Homework 3

Due on 9/28/1999
Problems: 4.2, 4.7, 4.11, 4.13, 4.20, 4.23, 4.25

Homeworks were only accepted from teams. All homework papers should have on them:


4.2)
a) What is the advantage of using keys?

You can have multiple producers and consumers using the same mailbox or port.
You can use it to implement priorities.
Implement a dictionary-type structure where you store keyed values.

b) Blocking or non-blocking?
Producer/Consumer: Producer is non-blocking, consumer is blocking.
Priorities: Non-blocking because you could wait indefinetly for the key.
Keyed values: Blocking.

c) How should source and destination be identified?
Not needed, just need to use the same mailbox or port.

d) Relate this receive primitive to the two-producer, two-consumer problem.
See 4.2.a)

4.7)
a) What is the effect on the protocol's correctness and performance?

Correctness is not a factor. It is assumed/implied that a receiver will request a previous message from the server if it gets a message that is out of sequence. It will always remain correct, but will lead to delays. If the server then freezes, it will block the receiver. The receiver always needs to get the remaining messages.

b) Why is this limited to multicast in a single group?
The problem is that you would have different sequence numbers.
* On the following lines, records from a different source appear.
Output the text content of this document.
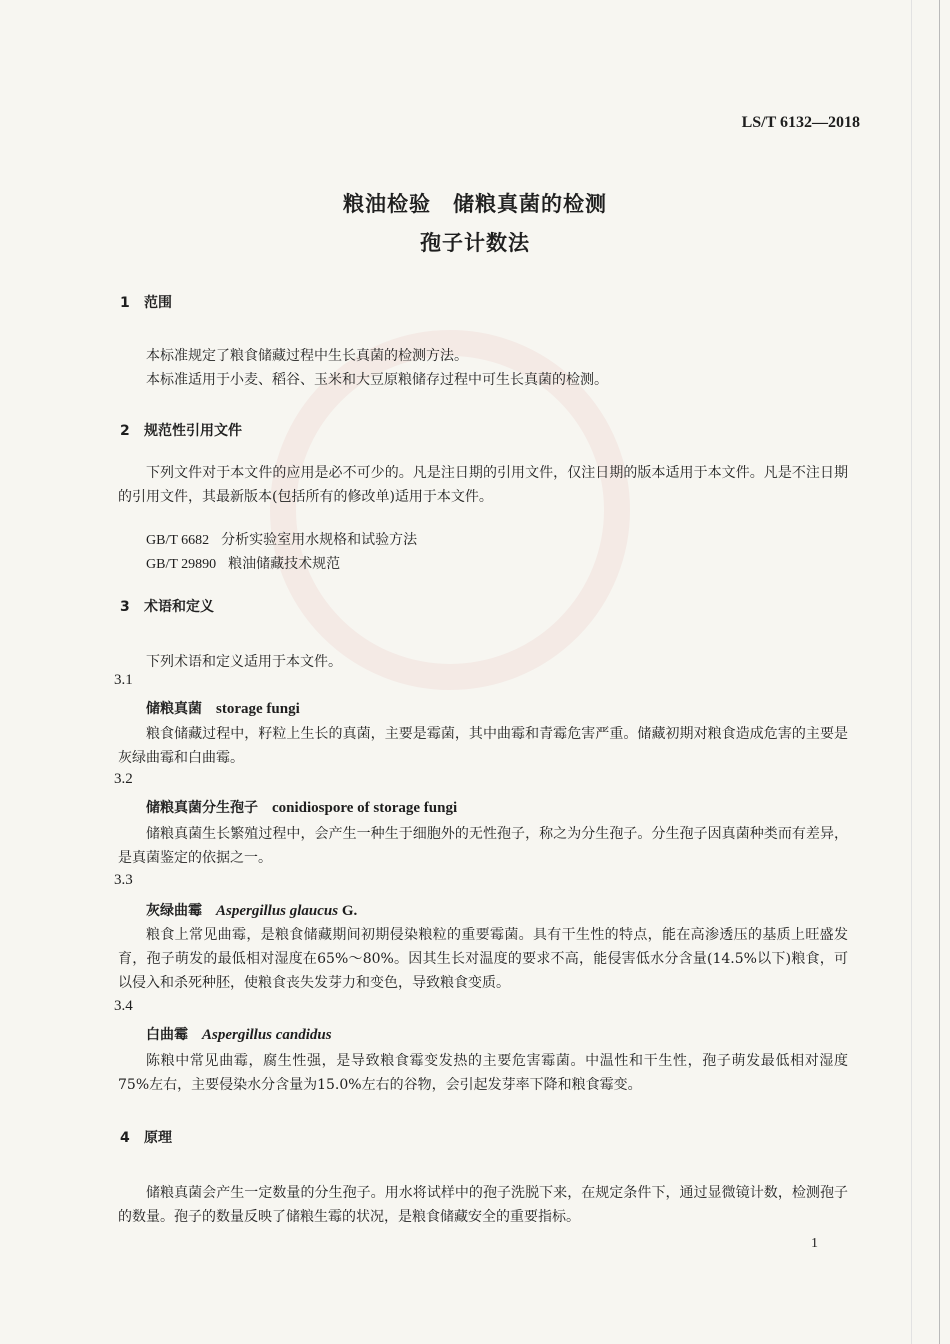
LS/T 6132—2018
粮油检验　储粮真菌的检测
孢子计数法
1 范围
本标准规定了粮食储藏过程中生长真菌的检测方法。
本标准适用于小麦、稻谷、玉米和大豆原粮储存过程中可生长真菌的检测。
2 规范性引用文件
下列文件对于本文件的应用是必不可少的。凡是注日期的引用文件，仅注日期的版本适用于本文件。凡是不注日期的引用文件，其最新版本(包括所有的修改单)适用于本文件。
GB/T 6682 分析实验室用水规格和试验方法
GB/T 29890 粮油储藏技术规范
3 术语和定义
下列术语和定义适用于本文件。
3.1
储粮真菌 storage fungi
粮食储藏过程中，籽粒上生长的真菌，主要是霉菌，其中曲霉和青霉危害严重。储藏初期对粮食造成危害的主要是灰绿曲霉和白曲霉。
3.2
储粮真菌分生孢子 conidiospore of storage fungi
储粮真菌生长繁殖过程中，会产生一种生于细胞外的无性孢子，称之为分生孢子。分生孢子因真菌种类而有差异，是真菌鉴定的依据之一。
3.3
灰绿曲霉 Aspergillus glaucus G.
粮食上常见曲霉，是粮食储藏期间初期侵染粮粒的重要霉菌。具有干生性的特点，能在高渗透压的基质上旺盛发育，孢子萌发的最低相对湿度在65%～80%。因其生长对温度的要求不高，能侵害低水分含量(14.5%以下)粮食，可以侵入和杀死种胚，使粮食丧失发芽力和变色，导致粮食变质。
3.4
白曲霉 Aspergillus candidus
陈粮中常见曲霉，腐生性强，是导致粮食霉变发热的主要危害霉菌。中温性和干生性，孢子萌发最低相对湿度75%左右，主要侵染水分含量为15.0%左右的谷物，会引起发芽率下降和粮食霉变。
4 原理
储粮真菌会产生一定数量的分生孢子。用水将试样中的孢子洗脱下来，在规定条件下，通过显微镜计数，检测孢子的数量。孢子的数量反映了储粮生霉的状况，是粮食储藏安全的重要指标。
1
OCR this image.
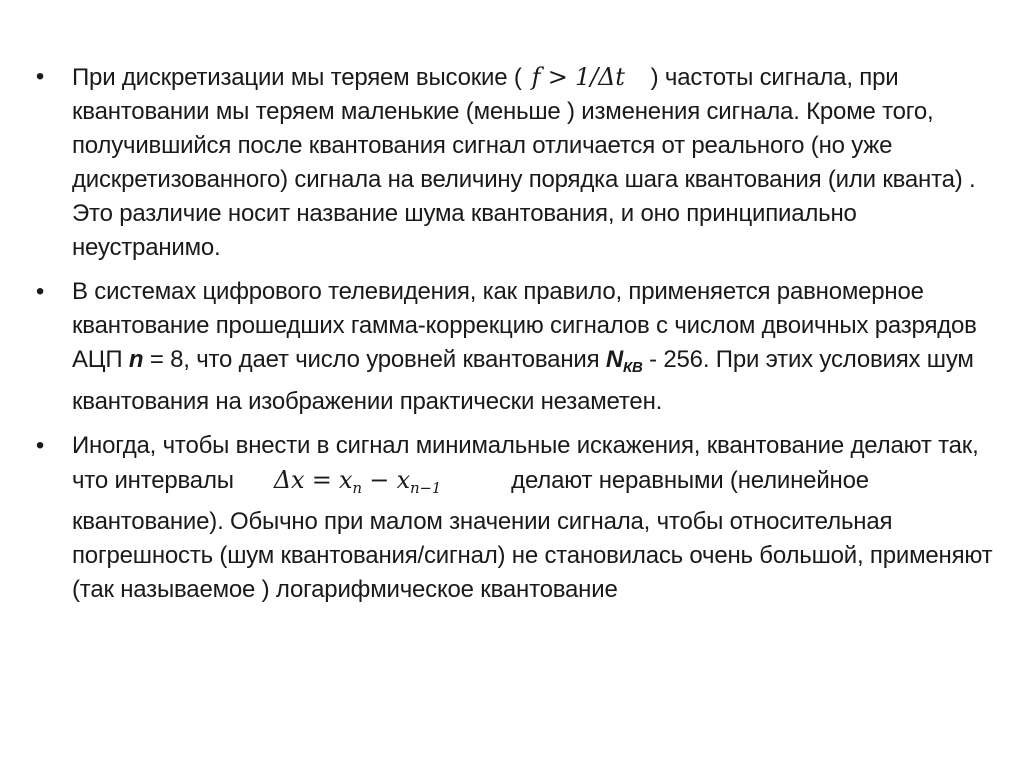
• При дискретизации мы теряем высокие ( f > 1/Δt ) частоты сигнала, при квантовании мы теряем маленькие (меньше ) изменения сигнала. Кроме того, получившийся после квантования сигнал отличается от реального (но уже дискретизованного) сигнала на величину порядка шага квантования (или кванта) . Это различие носит название шума квантования, и оно принципиально неустранимо.
• В системах цифрового телевидения, как правило, применяется равномерное квантование прошедших гамма-коррекцию сигналов с числом двоичных разрядов АЦП n = 8, что дает число уровней квантования $N_{КВ} - 256$. При этих условиях шум квантования на изображении практически незаметен.
• Иногда, чтобы внести в сигнал минимальные искажения, квантование делают так, что интервалы $\Delta x = x_n - x_{n-1}$	делают неравными (нелинейное квантование). Обычно при малом значении сигнала, чтобы относительная погрешность (шум квантования/сигнал) не становилась очень большой, применяют (так называемое ) логарифмическое квантование
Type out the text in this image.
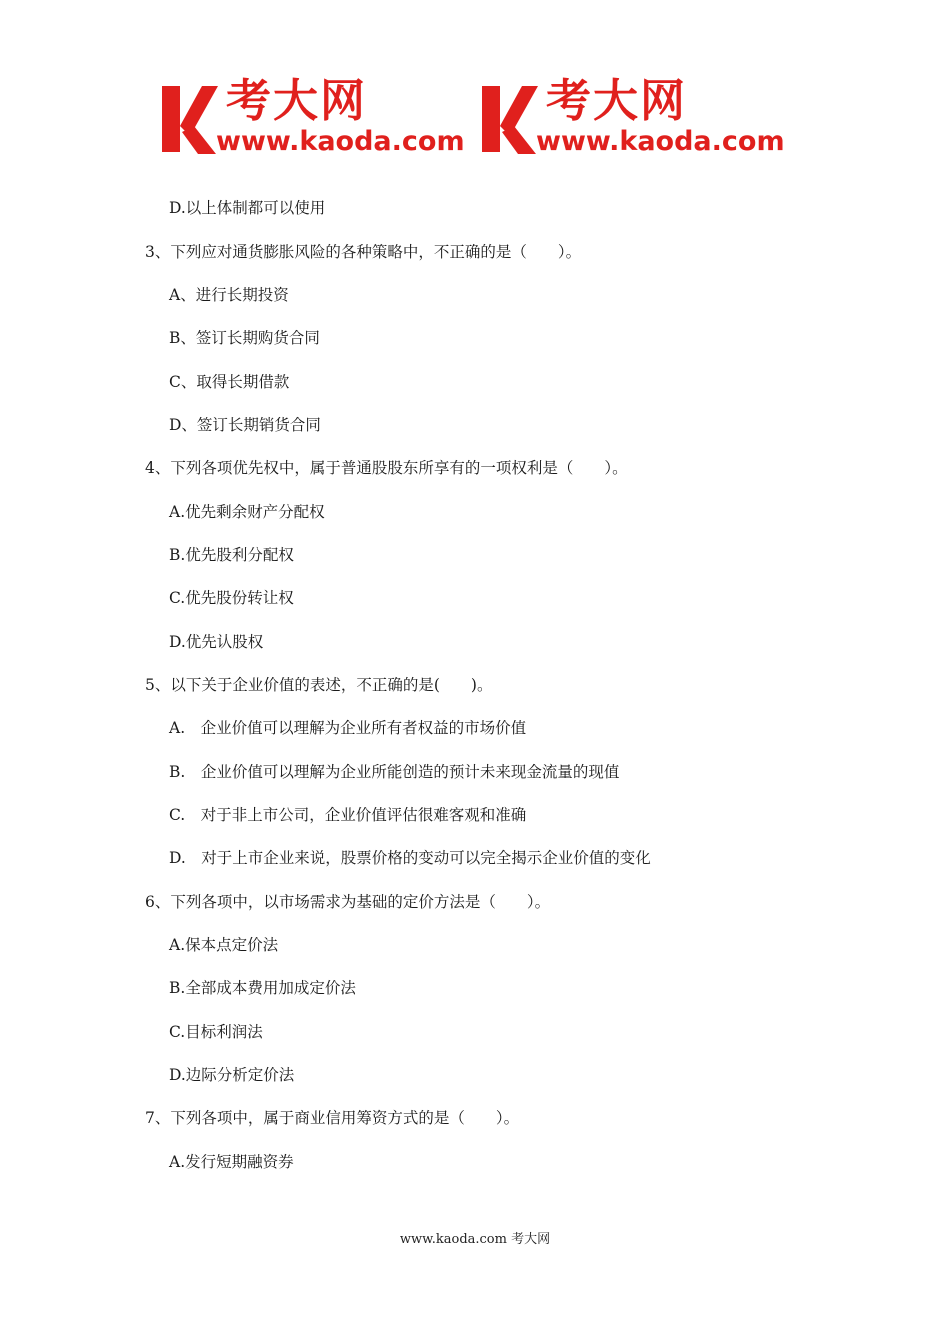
考大网
www.kaoda.com
考大网
www.kaoda.com
D.以上体制都可以使用
3、下列应对通货膨胀风险的各种策略中，不正确的是（　　）。
A、进行长期投资
B、签订长期购货合同
C、取得长期借款
D、签订长期销货合同
4、下列各项优先权中，属于普通股股东所享有的一项权利是（　　）。
A.优先剩余财产分配权
B.优先股利分配权
C.优先股份转让权
D.优先认股权
5、以下关于企业价值的表述，不正确的是(　　)。
A.　企业价值可以理解为企业所有者权益的市场价值
B.　企业价值可以理解为企业所能创造的预计未来现金流量的现值
C.　对于非上市公司，企业价值评估很难客观和准确
D.　对于上市企业来说，股票价格的变动可以完全揭示企业价值的变化
6、下列各项中，以市场需求为基础的定价方法是（　　）。
A.保本点定价法
B.全部成本费用加成定价法
C.目标利润法
D.边际分析定价法
7、下列各项中，属于商业信用筹资方式的是（　　）。
A.发行短期融资券
www.kaoda.com 考大网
It would be the same thing as losing a message.

4.11)
a) Asynchronous RPC:

The caller can continue with its own process after making a call to another host.

b) Light-weight RPC:
This is esentially what the synchronization package for user-level threads uses. It could be used in the same manner as threads.

c) Null RPC:
Could be used to test if the other host is still responding and kicking.

4.13)
a) Recovering Client?

Needs to remember what happened. Needs to inform server. If client never wakes up, then server never cleans up. Don't need any state info on server though.

b) Recovering Server?
Server may incorrectly kill off something. It also needs to maintain state info for each client, and is more work/complicated.

c) Expiration?
May also kill off clients inappropriately.

4.20)
a) When do they need to be invalidated?

Whenever the name of a host has a different ip address.

b) Propose a scheme:
Whenever a client requests an ip address for a remote host, the name server stores the client ID. Then, when the ip address of that remote host changes, the name server sends a message to all clients that have that host cached.

Note: There was a lot of confusion regarding this problem. The premise was that the cache was located on a client computer, and that a name server is available. When a remote host changes its ip address, the changes are replicated to the name server. The question is how does the client update its cache so that it can now find the new ip address of the remote host.

4.23)
a) What does the request queue look like at each node?

Node Queue
1 2 1
2 5 4 2
3 6 3 1
4 4
5 5
6 6
7 3

b) How are the request queues linked to form a global FIFO?
The request queues are linked by appending the current queue. In other words, if I pass the token along and have a non-empty queue, then my queue is appended to the queue of the next node.

c) What is the order of execution?
7,6,3,5,4,2,1

4.25)
Using Kruskal's Minimum Spanning Tree algorithm, we get O(|E|log|E|). Note that is not the same as O(nlogn).